Critical Dissent from Abstract Expressionism
The individual who first brought anti-Abstract Expressionism into the public sphere was arguably the New York Times critic John Canaday. In 1959, Canaday wrote a scathing review entitled "Happy New Year" in which he conceded that Abstract Expressionism was an acceptable style for the times, but derided most abstract artists as "fakes" and "charlatans" who were simply imitating the earlier abstractions of Kandinsky and Miró.
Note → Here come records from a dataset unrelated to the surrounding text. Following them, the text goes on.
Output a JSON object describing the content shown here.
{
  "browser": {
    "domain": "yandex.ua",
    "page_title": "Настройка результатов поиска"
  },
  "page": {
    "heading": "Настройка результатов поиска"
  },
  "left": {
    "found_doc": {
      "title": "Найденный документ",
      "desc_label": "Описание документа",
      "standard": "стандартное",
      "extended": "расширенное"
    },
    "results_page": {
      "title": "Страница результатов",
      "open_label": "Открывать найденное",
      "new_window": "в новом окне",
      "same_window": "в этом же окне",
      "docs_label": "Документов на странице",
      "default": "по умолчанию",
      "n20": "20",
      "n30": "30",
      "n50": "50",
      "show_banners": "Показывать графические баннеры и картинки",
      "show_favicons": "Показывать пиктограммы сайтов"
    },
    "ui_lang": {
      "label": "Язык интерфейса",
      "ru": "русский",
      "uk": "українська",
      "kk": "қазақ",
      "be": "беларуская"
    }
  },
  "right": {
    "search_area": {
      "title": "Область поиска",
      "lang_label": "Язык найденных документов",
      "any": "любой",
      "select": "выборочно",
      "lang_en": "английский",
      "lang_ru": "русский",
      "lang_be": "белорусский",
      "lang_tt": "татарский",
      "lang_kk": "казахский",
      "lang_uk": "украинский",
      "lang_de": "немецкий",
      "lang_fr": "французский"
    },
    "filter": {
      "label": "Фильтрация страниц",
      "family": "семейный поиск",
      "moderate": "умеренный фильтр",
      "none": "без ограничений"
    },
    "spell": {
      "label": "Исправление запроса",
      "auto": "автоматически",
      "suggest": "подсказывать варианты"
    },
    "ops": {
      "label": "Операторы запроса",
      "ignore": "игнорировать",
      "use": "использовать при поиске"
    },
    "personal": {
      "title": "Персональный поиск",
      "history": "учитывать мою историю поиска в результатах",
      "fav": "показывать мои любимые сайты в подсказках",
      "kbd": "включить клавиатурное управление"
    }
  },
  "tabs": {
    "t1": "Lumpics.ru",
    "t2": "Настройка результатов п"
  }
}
Major Dissenters from Abstraction Expressionism:

JOHN CANADAY
Canaday's career was marked by a conservative streak that led him to rail against Abstract Expressionism and higher-education art departments. The latter, Canaday claimed, had been brainwashed by Greenbergian formalism into revering all abstract art. Canaday did not share this reverence, and he was particularly skeptical of the New York School artists, many of whom Canaday considered copycats. Additionally, Canaday argued that people like Rothko and Newman were dull artists who didn't derive as much as they could from living in a city like New York. "New York is always called an exciting city," wrote Canaday, "and so it is. But the things that make it exciting also make it monotonous if they are not tied to something deeper than surface movement and color. That is what I look for in Abstract Expressionist painting and do not find, and that is why I find it monotonous."
 Learn More
 
FAIRFIELD PORTER
Porter managed to make a name for himself as a representational painter during an era when abstraction reigned supreme. He was also one of the first critics to recognize the unique talent of Willem de Kooning. Of abstract painting, he once revealed that "One reason I never became an abstract painter is that I used to see Clement Greenberg regularly and we always argued .. he said [of] de Kooning (who was painting the women), 'You can't paint this way nowadays.' And I thought: who the hell is he to say that? He said, 'You can't paint figuratively today.' And I thought: if that's what he says I can't do, that's all I will do. I might have become an abstract painter except for that." Whereas other critics used qualified value judgments to justify their critiques of abstract art Porter resisted painting in an abstract style simply as a matter of pride.
 Learn More
 
WILLEM DE KOONING
Although de Kooning is widely known in the canon of Abstract Expressionism as one of the leading "Action Painters," he firmly believed in maintaining some semblance of representation in his abstract paintings. He once famously remarked that "Even abstract shapes must have a likeness." De Kooning also happened to be one of the few New York School artists who had received a formal training in art history, which informed his traditional approach of using landscapes and posing women for his work.
 Learn More
 
PHILIP GUSTON
Guston's artistic career as an abstractionist followed a predictable path until the late 1960s, when he inexplicably abandoned abstraction in favor of drawing cartoonish figures. However, Guston had always maintained an outspoken and controversial philosophy about the nature of abstract art, insisting that the medium of painting was intrinsically impure. He once remarked in a public discussion, "There is something ridiculous and miserly in the myth we inherit from abstract art: That painting is autonomous, pure and for itself - therefore we habitually analyze its ingredients and define its limits. But painting is impure. It is the adjustment of impurities which forces its continuity. We are image-makers and image-ridden. There are no wiggly or straight lines." While Guston's outlook could be categorized as that of a standard non-formalist, the sudden nature of his shift in artistic practice and philosophy was a grand gesture of dissent.
 Learn More
 
ROBERT HUGHES
Hughes is a highly regarded critic who made his mark in the late 1970s when he argued that the "death" of Abstract Expressionism had coincided with the suicide of Mark Rothko. His reasoning was that Rothko's death had indirectly led to a new era of greediness and commodification in the world of fine art, causing art's monetary values to reach astronomical levels. Hughes argued that this new era had warped people's ability to assign value to art based on any aesthetic elements, so all that remained was a painting's market value.